# Hello, any one in Arizona?



## teda (Jun 17, 2010)

Hello, any one in Arizona? What is the difference for PE-civil and PE-structural in Arizona? I am looking at a 5 story building job and wondering whether a PE-structural license will be required or not in Arizona. Many thanks!


----------



## WoodSlinger (Jun 18, 2010)

teda said:


> Hello, any one in Arizona? What is the difference for PE-civil and PE-structural in Arizona? I am looking at a 5 story building job and wondering whether a PE-structural license will be required or not in Arizona. Many thanks!



I'm not in Arizona, but I'm sure the requirment is based on use, occupancy. The type of building determines which engineer is required. What is the building use?


----------



## teda (Jun 18, 2010)

WoodSlinger, thanks for the message, however I reviewed their Board website and did not see the project limitations for PE-civil. I do have SE in Nevada and think I can get PE-structural in Arizona without new exam. But I do not want to pay extra fee for it unless necessary since I am already PE-civil in Arizona. Where did you see the requirements are based on use, occupancy?



WoodSlinger said:


> teda said:
> 
> 
> > Hello, any one in Arizona? What is the difference for PE-civil and PE-structural in Arizona? I am looking at a 5 story building job and wondering whether a PE-structural license will be required or not in Arizona. Many thanks!
> ...


----------



## WoodSlinger (Jun 18, 2010)

teda said:


> WoodSlinger, thanks for the message, however I reviewed their Board website and did not see the project limitations for PE-civil. I do have SE in Nevada and think I can get PE-structural in Arizona without new exam. But I do not want to pay extra fee for it unless necessary since I am already PE-civil in Arizona. Where did you see the requirements are based on use, occupancy?
> 
> 
> 
> ...


It's more of an assumption based upon my understanding of the requirements in California. Arizona must have some definition of the requirement in their statutes, etc.

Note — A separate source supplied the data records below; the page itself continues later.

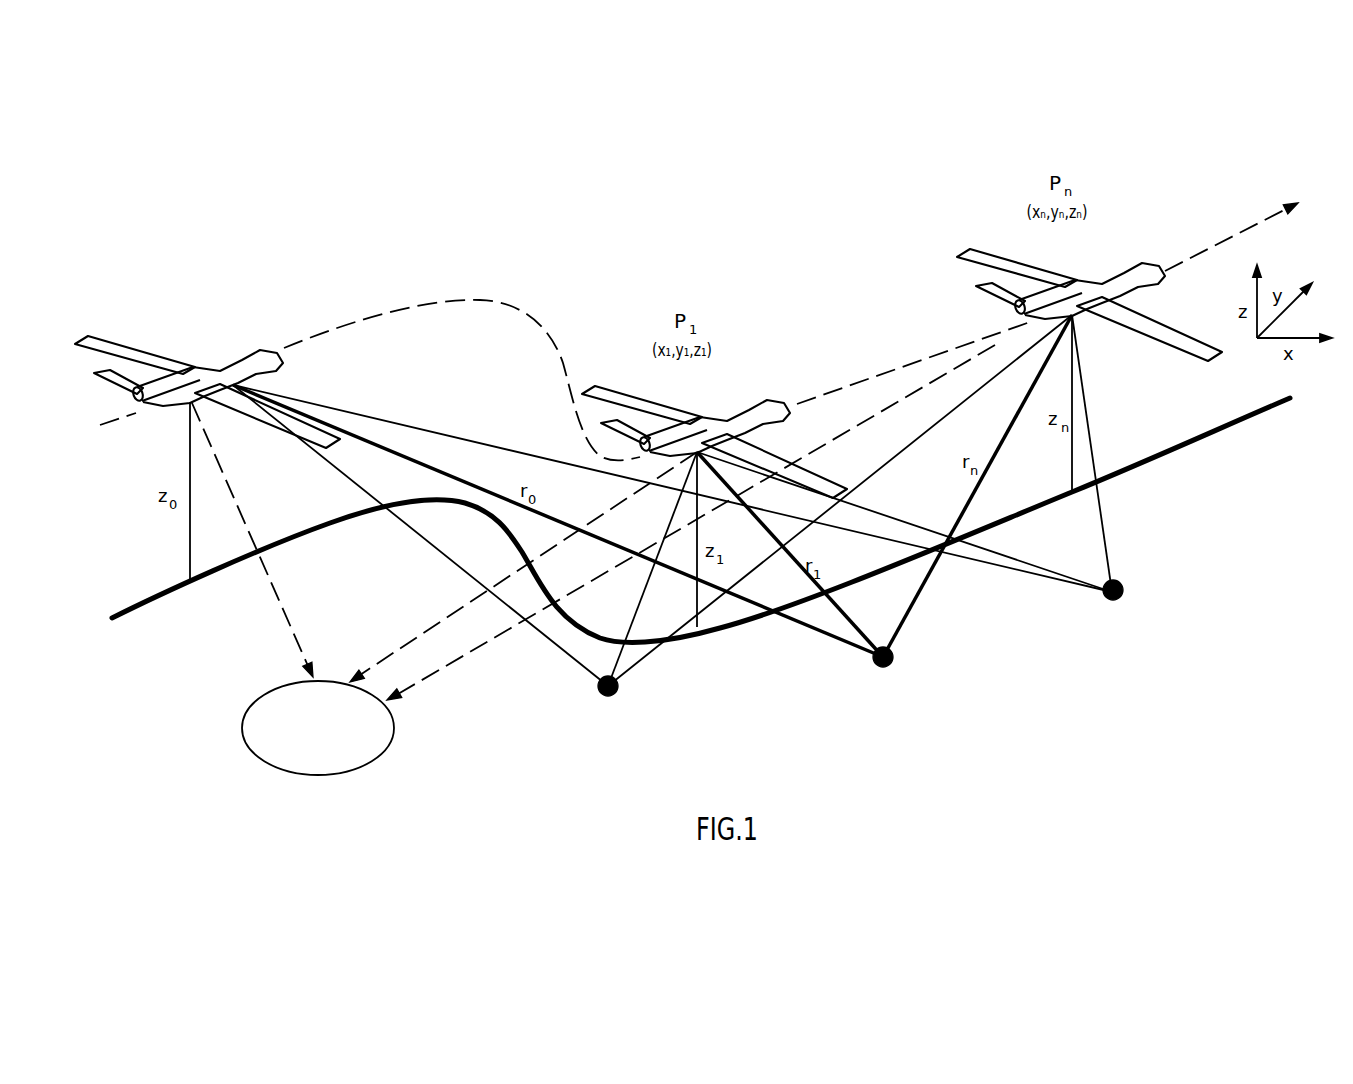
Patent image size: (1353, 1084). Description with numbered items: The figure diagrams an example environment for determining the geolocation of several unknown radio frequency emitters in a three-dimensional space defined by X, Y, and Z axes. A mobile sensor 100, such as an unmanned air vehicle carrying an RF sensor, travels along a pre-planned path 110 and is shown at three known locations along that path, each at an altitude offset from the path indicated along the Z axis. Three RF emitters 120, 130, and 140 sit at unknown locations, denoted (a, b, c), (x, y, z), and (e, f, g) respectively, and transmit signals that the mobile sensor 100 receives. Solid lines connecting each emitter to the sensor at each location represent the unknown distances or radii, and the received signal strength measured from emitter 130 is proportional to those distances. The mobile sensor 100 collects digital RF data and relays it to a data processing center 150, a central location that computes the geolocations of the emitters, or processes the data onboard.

The mobile sensor 100 is at (262, 350).
The pre-planned path 110 is at (1150, 462).
The radio frequency (RF) emitter 120 is at (600, 692).
The radio frequency (RF) emitter 130 is at (872, 666).
The radio frequency (RF) emitter 140 is at (1106, 600).
The data processing center 150 is at (243, 711).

For example, Nebraska has a seperate structural designation, but they state in their statutes that a civil pe can seal structural documents if that is their area of expertise and the client does not object.

I'm afraid I'm not a lot of help here for you.


----------



## teda (Jun 18, 2010)

Per my research so far, there is no project limitation between PE-civil and PE-structural in Arizona. It is just title……


----------